On the Capacity of the Carbon Copy onto Dirty Paper Channel

TL;DR

This paper investigates the capacity limits of the Carbon Copy onto Dirty Paper channel under different state sequence scenarios, proposing coding strategies that approach capacity within a few bits.

Contribution

It introduces new capacity bounds and coding schemes for the CCDP channel with multiple state sequences, including the strong fading regime and Gaussian states.

Findings

Capacity within three bits for i.i.d. states

Capacity within four bits for two scaled states

Extension to multiple states under strong fading

Abstract

The "Carbon Copy onto Dirty Paper" (CCDP) channel is the compound "writing on dirty paper" channel in which the channel output is obtained as the sum of the channel input, white Gaussian noise and a Gaussian state sequence randomly selected among a set possible realizations. The transmitter has non-causal knowledge of the set of possible state sequences but does not know which sequence is selected to produce the channel output. We study the capacity of the CCDP channel for two scenarios: (i) the state sequences are independent and identically distributed, and (ii) the state sequences are scaled versions of the same sequence. In the first scenario, we show that a combination of superposition coding, time-sharing and Gel'fand-Pinsker binning is sufficient to approach the capacity to within three bits per channel use for any number of possible state realizations.
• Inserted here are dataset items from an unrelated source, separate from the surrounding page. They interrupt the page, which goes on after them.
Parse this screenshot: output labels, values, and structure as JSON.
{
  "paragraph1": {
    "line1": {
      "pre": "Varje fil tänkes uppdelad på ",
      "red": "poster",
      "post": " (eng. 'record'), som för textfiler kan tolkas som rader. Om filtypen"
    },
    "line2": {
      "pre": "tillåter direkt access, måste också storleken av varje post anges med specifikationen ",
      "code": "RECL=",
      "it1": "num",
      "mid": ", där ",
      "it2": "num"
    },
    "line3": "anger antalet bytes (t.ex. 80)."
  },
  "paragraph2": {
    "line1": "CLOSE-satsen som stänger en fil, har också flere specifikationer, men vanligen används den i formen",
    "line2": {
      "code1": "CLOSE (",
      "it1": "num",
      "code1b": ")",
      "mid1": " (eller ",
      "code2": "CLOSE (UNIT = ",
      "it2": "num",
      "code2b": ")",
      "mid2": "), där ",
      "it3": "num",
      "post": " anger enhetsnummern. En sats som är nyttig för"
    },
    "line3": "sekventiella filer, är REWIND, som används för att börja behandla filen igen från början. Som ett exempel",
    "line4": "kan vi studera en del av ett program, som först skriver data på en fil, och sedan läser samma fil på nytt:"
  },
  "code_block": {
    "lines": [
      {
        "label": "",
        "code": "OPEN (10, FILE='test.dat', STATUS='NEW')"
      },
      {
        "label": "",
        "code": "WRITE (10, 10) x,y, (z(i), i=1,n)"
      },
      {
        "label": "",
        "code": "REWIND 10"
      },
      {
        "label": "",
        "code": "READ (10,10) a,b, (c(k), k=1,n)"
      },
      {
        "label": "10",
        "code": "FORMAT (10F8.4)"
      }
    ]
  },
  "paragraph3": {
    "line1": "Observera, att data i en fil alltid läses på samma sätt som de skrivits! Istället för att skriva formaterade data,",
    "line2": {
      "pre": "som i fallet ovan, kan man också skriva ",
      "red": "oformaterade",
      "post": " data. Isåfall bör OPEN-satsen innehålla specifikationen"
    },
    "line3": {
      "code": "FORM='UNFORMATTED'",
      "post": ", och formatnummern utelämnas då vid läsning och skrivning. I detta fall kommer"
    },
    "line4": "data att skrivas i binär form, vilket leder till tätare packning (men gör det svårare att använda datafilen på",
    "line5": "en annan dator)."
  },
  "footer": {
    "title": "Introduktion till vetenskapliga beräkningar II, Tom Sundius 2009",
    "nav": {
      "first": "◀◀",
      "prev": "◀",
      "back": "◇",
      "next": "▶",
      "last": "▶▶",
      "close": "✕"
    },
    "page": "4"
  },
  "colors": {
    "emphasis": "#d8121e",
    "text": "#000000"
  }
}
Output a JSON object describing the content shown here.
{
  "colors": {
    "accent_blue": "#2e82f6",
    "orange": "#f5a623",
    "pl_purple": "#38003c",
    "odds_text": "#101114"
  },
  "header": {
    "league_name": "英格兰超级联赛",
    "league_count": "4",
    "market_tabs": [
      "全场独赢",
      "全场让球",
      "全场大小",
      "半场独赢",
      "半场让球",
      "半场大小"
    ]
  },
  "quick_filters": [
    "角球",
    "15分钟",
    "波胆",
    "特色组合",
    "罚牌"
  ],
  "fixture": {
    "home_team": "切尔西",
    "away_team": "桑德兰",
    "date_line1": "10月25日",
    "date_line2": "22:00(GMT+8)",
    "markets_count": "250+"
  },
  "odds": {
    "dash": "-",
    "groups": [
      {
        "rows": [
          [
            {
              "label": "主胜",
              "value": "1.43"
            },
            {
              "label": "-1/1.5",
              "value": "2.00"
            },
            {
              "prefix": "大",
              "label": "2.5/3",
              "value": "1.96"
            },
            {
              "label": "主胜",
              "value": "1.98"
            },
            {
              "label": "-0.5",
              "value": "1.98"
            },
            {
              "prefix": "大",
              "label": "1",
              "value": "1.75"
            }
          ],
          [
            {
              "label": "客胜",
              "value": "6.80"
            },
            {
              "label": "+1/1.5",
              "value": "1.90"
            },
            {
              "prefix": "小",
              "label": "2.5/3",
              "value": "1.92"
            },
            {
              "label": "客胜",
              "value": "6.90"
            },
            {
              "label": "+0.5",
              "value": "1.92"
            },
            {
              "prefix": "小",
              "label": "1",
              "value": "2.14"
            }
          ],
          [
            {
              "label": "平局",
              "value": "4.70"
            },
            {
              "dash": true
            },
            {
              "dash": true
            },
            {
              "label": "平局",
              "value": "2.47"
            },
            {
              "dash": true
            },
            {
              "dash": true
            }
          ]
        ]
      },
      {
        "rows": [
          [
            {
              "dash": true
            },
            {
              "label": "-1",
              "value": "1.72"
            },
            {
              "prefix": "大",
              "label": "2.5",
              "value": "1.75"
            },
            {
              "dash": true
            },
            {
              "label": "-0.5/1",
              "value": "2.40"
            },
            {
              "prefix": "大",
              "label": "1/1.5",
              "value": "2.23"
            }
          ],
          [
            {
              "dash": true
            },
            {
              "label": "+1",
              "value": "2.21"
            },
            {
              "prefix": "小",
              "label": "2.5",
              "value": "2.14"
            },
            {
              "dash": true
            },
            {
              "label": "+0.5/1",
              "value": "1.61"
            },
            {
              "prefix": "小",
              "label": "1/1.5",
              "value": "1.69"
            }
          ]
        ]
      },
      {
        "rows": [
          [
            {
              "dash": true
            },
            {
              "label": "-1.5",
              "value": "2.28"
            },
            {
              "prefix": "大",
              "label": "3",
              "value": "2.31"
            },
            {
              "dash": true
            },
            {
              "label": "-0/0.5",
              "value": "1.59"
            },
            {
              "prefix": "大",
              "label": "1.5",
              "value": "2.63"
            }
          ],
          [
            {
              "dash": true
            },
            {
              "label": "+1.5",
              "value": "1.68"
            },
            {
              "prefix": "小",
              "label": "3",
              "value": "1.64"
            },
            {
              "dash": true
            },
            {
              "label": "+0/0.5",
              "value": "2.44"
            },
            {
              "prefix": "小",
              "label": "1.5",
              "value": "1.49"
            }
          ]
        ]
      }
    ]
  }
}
In the second scenario, we derive capacity to within four bits-per-channel-use for the case of two possible state sequences. This result is extended to the CCDP channel with any number of possible state sequences under certain conditions on the scaling parameters which we denote as "strong fading" regime. We conclude by providing some remarks on the capacity of the CCDP channel in which the state sequences have any jointly Gaussian distribution.